Bacon and Broad Bean Fried Rice

I love fried rice. I bonded with one of my dearest friends over fried rice. The first time we met was at a bar: I walked up to her and re-braided her hair, she was my boyfriend-at-the-time’s friend and earlier in the evening I had instructed him – at his request – on how to plait a fish tail braid over the phone. When I got there I was like, ‘nope’, and immediately fixed it. Later on that evening we ended up at China Bar eating their amazing fried rice and had a love-in over how much we both loved said fried rice. And dumplings, we’re also big fans of dumplings.

The fried rice I make at home is never quite as good as the fried rice we ate that time, and it’s actually never been that good again any where, even at China Bar. I dream about that fried rice. Perhaps it was the fact that it was 3am and I’d had a loooong day and no dinner. But I actually think it was just cooked in a very well seasoned wok and that’s a big part of the secret that I haven’t quite mastered at home. And the fact that the person making it was a professional chef. But! I have now mastered creating those light individual grains of rice and not making it a soggy mess. Yay for me! I find this way easier to do with basmati rice, by not adding any wet seasoning like soy and buy using rice that’s been allowed to dry out in the fridge a little after cooking.

I love to just lightly flavour my fried rice and let a few key ingredients shine. This rendition is a bit of an ode to spring as it’s filled with spring greens people might have in their garden right now – broad beans and spinach. I’ve paired them with bacon, which I do realise isn’t a health food. Cool your jets. That said it imparts a great smokey flavour and I would highly recommend buying a good quality nitrate and nasty additive free, free range variety.

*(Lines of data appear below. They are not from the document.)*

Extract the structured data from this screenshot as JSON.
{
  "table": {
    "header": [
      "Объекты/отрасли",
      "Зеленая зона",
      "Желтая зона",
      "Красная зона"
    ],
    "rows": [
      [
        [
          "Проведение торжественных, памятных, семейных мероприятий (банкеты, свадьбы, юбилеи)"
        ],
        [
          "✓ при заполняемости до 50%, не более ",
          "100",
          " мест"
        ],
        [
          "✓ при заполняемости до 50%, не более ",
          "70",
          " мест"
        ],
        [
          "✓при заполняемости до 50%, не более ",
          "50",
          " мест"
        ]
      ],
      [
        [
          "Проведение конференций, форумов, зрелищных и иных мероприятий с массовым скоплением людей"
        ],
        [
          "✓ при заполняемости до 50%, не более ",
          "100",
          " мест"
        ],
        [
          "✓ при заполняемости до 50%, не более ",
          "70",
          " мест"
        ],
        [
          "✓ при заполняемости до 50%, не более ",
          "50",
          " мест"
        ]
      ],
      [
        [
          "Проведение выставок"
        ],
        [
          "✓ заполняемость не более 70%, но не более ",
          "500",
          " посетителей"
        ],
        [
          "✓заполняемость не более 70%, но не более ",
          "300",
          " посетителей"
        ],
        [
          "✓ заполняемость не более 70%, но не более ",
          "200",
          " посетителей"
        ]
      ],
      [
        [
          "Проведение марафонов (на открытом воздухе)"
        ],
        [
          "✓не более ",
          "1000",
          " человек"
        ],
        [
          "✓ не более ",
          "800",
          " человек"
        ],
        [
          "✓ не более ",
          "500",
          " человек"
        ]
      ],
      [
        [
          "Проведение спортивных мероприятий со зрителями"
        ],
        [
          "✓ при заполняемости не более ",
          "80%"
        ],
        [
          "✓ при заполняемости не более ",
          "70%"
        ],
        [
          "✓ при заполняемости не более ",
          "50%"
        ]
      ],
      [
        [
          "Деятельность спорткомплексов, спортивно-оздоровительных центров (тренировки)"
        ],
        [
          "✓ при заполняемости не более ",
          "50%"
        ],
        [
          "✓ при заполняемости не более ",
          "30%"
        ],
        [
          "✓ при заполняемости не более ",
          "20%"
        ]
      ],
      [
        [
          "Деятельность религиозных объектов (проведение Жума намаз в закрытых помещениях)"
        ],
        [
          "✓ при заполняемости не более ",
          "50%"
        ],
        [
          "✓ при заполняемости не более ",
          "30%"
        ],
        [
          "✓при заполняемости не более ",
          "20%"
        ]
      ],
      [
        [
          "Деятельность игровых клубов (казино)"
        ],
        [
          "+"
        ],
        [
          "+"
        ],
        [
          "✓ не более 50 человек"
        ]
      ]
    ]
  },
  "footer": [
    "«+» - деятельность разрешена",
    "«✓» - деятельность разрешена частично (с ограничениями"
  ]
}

My local supermarket stocks some great options, including organic varieties. You could keep it vegetarian though and replace the bacon with a few teaspoons of your preferred oil.


I’ve specified streaky bacon for this recipe as the bacon is playing the part of providing the oil and the salt for the dish. This way you get loads of flavour. If you’re using a nitrate free bacon it may not taste as salty as the bacon you’re used to, therefore make sure you taste and adjust seasoning before serving. If you’re like me and add salt when you’re cooking your rice you might not need to add salt but we all have different flavour preferences. Just don’t be heavy handed with it! Be as heavy handed as you like with that white pepper as it adds a great savoury flavour.

Serves 2, generously


4 x rashers of streaky bacon (free range and nitrate free), diced

1 tbs ginger, greshly grated

1 tbs coriander stalk and root

2 cups cooked and cooled brown basmati rice

1 egg, lightly whisked

1/2 tsp fish sauce

1/2 cup spirng onion, finely sliced

4 cups spinach, roughly chopped

1 cup, blanched and double podded broad beans (see notes)

1 tsp white pepper

salt to taste

chilli flakes, coriander leaves and extra spring onion to serve


Place a large wok or heavy based non stick fry pan on medium high heat.

Mix the fish sauce and egg together.

Once hot add the bacon and fry until just turning golden, push to the side and add the egg. Swirl so it thinly coats the pan. cook until just set and remove from the pan, finely slice then roughly chop and set aside.

Add a little olvie oil if your bacon didn’t release much fat and then add the rice, ginger, garlic and coriander and toss to mix together with the bacon. Keep cook, moving around the pan occasionally, for a few minutes or until the rice is starting to crisp up.

Add the spinach and broad beans and toss to mix through. Cook for a minute or too or until the spinach has wilted. Add the egg, toss. Season with the white pepper and then taste, adding salt a generous pinch at a time.

Serve with extra white pepper, coriander leaves, spring onion and chilli flakes.

HH. x

Notes: Double podding broad beans: First remove them from their large pods then place in boiling water for a couple of minute. Drain and pop out of their pail green shells – this reveals the bright green sweet inner pod that you want for this dish.